In all my craziness I decided to write a story that takes place in the future. (Why did I do this?!?) And let me tell you, it is not easy. It makes me even more in awe of people like Tolkien and George R. R. Martin and what is the name of the person who wrote Dune- Frank Herbert.

I want my world to be rich with detail, familiar yet unfamiliar. And that is bloody hard. When I was writing the first draft I kept telling myself: just put the story on paper you’ll sort the details out later. But now is later. And my world is kind of flat, not as gritty as I would like and in all honesty, really hard to understand.

I want my future world to be original. But the second I start to fiddle with it, I end up writing bland copies of worlds that are already out there: the futuristic toys of Star Wars, the bleakness of the Hunger Games, the zaniness of the city in the Fifth Element. I know that as writers we draw from the stories we read and watch, but I really struggle with the notion that the world that I am building is just a watered down copycat mishmash of what is already out there.
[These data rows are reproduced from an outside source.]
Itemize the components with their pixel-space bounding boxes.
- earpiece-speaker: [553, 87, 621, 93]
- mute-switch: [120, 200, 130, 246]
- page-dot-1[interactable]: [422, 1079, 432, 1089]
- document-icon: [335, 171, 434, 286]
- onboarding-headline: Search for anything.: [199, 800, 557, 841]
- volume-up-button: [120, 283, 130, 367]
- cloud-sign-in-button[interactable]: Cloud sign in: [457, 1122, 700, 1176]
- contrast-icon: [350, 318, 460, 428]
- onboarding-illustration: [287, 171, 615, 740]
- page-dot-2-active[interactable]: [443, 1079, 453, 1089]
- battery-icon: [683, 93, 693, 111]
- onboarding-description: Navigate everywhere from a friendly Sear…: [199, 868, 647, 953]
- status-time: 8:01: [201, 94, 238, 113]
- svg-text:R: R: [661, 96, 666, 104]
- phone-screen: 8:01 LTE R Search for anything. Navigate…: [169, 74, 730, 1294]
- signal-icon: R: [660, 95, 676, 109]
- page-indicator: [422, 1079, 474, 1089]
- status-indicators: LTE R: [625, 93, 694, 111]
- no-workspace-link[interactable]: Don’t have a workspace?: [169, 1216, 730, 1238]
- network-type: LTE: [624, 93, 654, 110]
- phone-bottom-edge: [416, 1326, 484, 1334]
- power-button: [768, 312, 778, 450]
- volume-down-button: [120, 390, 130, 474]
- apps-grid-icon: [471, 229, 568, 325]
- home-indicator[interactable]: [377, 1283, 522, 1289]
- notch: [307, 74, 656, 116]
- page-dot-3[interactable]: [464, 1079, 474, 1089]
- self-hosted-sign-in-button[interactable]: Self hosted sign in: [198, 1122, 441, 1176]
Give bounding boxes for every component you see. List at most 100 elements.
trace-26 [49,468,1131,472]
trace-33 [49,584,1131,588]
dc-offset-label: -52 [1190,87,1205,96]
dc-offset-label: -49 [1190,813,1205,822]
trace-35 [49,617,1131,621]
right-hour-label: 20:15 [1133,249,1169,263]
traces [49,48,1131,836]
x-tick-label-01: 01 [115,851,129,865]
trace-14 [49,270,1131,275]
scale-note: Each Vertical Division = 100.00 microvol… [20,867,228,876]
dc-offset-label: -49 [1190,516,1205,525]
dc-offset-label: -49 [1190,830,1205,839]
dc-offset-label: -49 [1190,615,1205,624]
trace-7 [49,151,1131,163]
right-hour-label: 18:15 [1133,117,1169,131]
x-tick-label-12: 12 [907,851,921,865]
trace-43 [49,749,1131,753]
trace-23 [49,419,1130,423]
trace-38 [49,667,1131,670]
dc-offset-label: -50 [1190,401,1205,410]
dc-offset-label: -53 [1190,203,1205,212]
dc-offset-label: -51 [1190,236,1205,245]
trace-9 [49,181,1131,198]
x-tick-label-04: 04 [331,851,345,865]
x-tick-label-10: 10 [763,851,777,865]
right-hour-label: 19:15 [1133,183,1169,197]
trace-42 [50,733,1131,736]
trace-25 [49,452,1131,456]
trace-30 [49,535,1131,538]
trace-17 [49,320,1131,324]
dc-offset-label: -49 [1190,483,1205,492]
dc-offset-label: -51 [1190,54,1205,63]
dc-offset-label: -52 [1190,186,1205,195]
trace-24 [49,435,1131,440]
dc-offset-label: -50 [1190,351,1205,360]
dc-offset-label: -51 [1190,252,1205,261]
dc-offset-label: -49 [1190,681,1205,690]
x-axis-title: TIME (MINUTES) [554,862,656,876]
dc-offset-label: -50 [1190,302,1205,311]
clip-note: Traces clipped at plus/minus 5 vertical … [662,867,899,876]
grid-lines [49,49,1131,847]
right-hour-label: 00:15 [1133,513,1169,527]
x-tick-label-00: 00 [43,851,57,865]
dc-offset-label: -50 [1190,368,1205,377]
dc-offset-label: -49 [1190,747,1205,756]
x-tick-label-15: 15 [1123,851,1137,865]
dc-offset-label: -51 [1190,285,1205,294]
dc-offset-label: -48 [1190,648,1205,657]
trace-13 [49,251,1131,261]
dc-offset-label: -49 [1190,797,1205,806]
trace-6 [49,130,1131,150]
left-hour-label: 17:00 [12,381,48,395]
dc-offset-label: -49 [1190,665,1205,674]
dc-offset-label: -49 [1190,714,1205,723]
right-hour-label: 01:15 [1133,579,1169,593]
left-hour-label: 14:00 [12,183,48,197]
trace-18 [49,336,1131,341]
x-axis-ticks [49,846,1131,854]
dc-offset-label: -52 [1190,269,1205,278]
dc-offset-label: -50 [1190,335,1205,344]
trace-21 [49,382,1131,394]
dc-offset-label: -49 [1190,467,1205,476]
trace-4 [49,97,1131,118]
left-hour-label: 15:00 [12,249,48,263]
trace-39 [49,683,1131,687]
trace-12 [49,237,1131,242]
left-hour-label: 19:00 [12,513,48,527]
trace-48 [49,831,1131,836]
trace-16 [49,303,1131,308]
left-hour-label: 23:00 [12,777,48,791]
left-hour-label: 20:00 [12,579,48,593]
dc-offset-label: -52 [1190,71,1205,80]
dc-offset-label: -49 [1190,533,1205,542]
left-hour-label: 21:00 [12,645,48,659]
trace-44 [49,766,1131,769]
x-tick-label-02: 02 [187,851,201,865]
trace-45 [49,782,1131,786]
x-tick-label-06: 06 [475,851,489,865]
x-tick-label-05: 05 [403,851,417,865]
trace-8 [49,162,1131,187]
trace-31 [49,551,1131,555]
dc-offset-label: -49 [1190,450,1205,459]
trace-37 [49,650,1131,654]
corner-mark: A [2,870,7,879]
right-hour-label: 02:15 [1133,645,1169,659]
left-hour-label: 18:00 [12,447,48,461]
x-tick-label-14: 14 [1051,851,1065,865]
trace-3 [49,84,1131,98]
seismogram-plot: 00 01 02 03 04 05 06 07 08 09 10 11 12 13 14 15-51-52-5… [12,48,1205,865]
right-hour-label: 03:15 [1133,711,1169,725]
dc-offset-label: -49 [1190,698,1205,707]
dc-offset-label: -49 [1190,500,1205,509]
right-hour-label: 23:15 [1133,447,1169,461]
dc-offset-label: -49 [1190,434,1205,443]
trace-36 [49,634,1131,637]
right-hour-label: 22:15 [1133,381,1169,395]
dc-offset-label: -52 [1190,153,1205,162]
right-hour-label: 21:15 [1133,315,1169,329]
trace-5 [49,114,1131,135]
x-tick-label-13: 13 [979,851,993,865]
So now I am going back, and trying to decipher my world in order to bring order to my story. This lead me to think about outlines- maybe just maybe those people who make those crazy master outlines have a point. Sure, it was fun to just write and see where my imagination would lead, but now in the editing phase. Well it sucks, it is almost like writing the book all over again. Though, I guess is the point of the second draft. Ugh, writing is way more fun than editing.

So my question for my fellow writers is – how much world building to you do for your stories? And how much do you think is really necessary?